I think that the lives of political refugees from Ukraine are no different from the lives of people who, for example, are fleeing conscription into the army, or from the lives of migrant workers who have never been interested in politics. Everyone has to survive in very cramped conditions, often without official documents, separated from family and friends.

SLL: What are your political activities now?

Denis: I can’t say that our activities are particularly political, but rather enlightening. We continue to study philosophy and history in our philosophical circle. We began to make friends and communicate more with members of the Komsomol [Communist Youth League] of the DPR, to help them in their organizational work.

We began to produce political statements more often, because it’s important to us that the position of the left of Donbass on anti-fascism, the attitude to the war, the status of women, the political blockade and everything that happens in the world, be heard. There are no comrades left in Ukraine who fully share our views on what is happening. There are different groups of people with left-wing views who agree with us in some ways, but not in others. Of course, it is dangerous for them to speak frankly about what we can say openly. It’s necessary to be in solidarity with such people.

There are also a large number of left-liberals and even those who consider themselves Marxists, socialists and feminists who are categorically against our views and even support the war against the residents of Donbass. They are most often heard. We want to counter this. We demand they listen to the voice of the people in Donetsk.

Recent meeting of the Aurora Women’s Club and friends in Donetsk. Photo: Aurora

Sveta: It’s also important for me that our Aurora Women’s Club takes an active part in all this work. The post-Soviet left movement is in a crisis because women are often not involved in organizing and developing programmatic documents.

Perhaps someone will think that I am wrong, but it seems to me that in the conditions we live in, organizing a Marxist circle, organizing a women’s movement — this is already an important political step. The organization of systematic activity itself is an important experience for those who have never participated in anything like this. And we have a majority of people like this, both in the Marxist circle and in Aurora.

Now we are transforming everything in order to spread our ideas and involve as many people as possible in our activities. We try to speak in plain language and make our events, statements and discussions publicly accessible and understandable. Because many modern leftists speak bird language [in specialized terms not understood by most people], do not know how to answer difficult questions easily and quickly, while the right-wingers are faster to attract supporters with their primitive rhetoric.

SLL: How would you compare the situation of women and girls in Donetsk to what existed before the coup in 2014?

Sveta: If we consider the situation of women historically, then, like any other industrial region in the Soviet Union, the Donbass was a place of comprehensive emancipation of women.

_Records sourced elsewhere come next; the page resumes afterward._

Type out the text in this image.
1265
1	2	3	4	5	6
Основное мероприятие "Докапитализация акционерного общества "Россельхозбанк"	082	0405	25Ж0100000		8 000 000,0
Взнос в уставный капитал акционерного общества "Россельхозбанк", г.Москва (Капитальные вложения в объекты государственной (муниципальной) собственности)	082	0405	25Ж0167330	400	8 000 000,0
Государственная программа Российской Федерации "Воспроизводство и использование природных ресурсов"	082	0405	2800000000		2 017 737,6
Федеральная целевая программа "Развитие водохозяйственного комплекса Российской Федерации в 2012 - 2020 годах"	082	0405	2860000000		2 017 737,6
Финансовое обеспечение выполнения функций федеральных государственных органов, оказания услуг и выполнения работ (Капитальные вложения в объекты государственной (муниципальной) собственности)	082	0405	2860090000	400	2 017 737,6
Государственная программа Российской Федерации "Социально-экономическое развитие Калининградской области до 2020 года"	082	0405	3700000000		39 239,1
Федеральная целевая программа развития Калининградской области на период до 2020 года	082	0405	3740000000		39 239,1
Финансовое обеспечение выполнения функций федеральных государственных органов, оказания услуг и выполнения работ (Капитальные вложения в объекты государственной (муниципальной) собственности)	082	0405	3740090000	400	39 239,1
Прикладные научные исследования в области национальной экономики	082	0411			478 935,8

Industrialization and the restoration of industry after World War II required a huge number of skilled workers, and in this sense Soviet society did not look backward.

The problem is that many of the phenomena of domestic sexism were not overcome (for both objective and subjective reasons), and this eventually led to a serious conservative rollback after the fall of the Soviet Union in all former republics. This is particularly striking in Central Asia, where insufficient industrial development (and, accordingly, emancipation) led not only to extreme forms of nationalism and fundamentalism, but also patriarchy. But one cannot deny that in Russia or Ukraine, even in relatively developed economically and industrially regions, there has been conservative backsliding, including in our country.

Obviously, the social and economic situation of Donetsk has been aggravated by the war and its consequences. But it seems to me that we should not despair, and we have hope. Many girls are now going to learn the industrial professions that we really need.

There are those who see their future only as housewives, because it offers hope for a more peaceful and stable life. There are those who don’t even see any alternative to traditional roles of women and never thought about it. But the development of information technology isn’t standing still. Girls themselves learn about many aspects and history of the women’s movement through the internet, but the difficulty is that this happens on an individual basis. This is another reason why we created Aurora.

We have another problem. First World and Third Wave feminism — mainstream bourgeois feminism — is very distant and therefore incomprehensible to Donbass workers, so we’ve returned to the origins of our Marxist feminism, which can explain in understandable language the reasons for oppression and exploitation, especially oppression and exploitation of women. A critical study of modern trends makes it possible to enrich old-school Marxism.

I think Aurora has a great future and we have many challenges, so now we need to concentrate on using all our strength to effectively organize and implement our plans. We have no budget or sponsors, as many Ukrainian women’s organizations do. But unlike in Ukraine, no one interferes with us, except for the war and economic blockade, which means that with a realistic approach, we’ll be able to create a completely new, viable movement.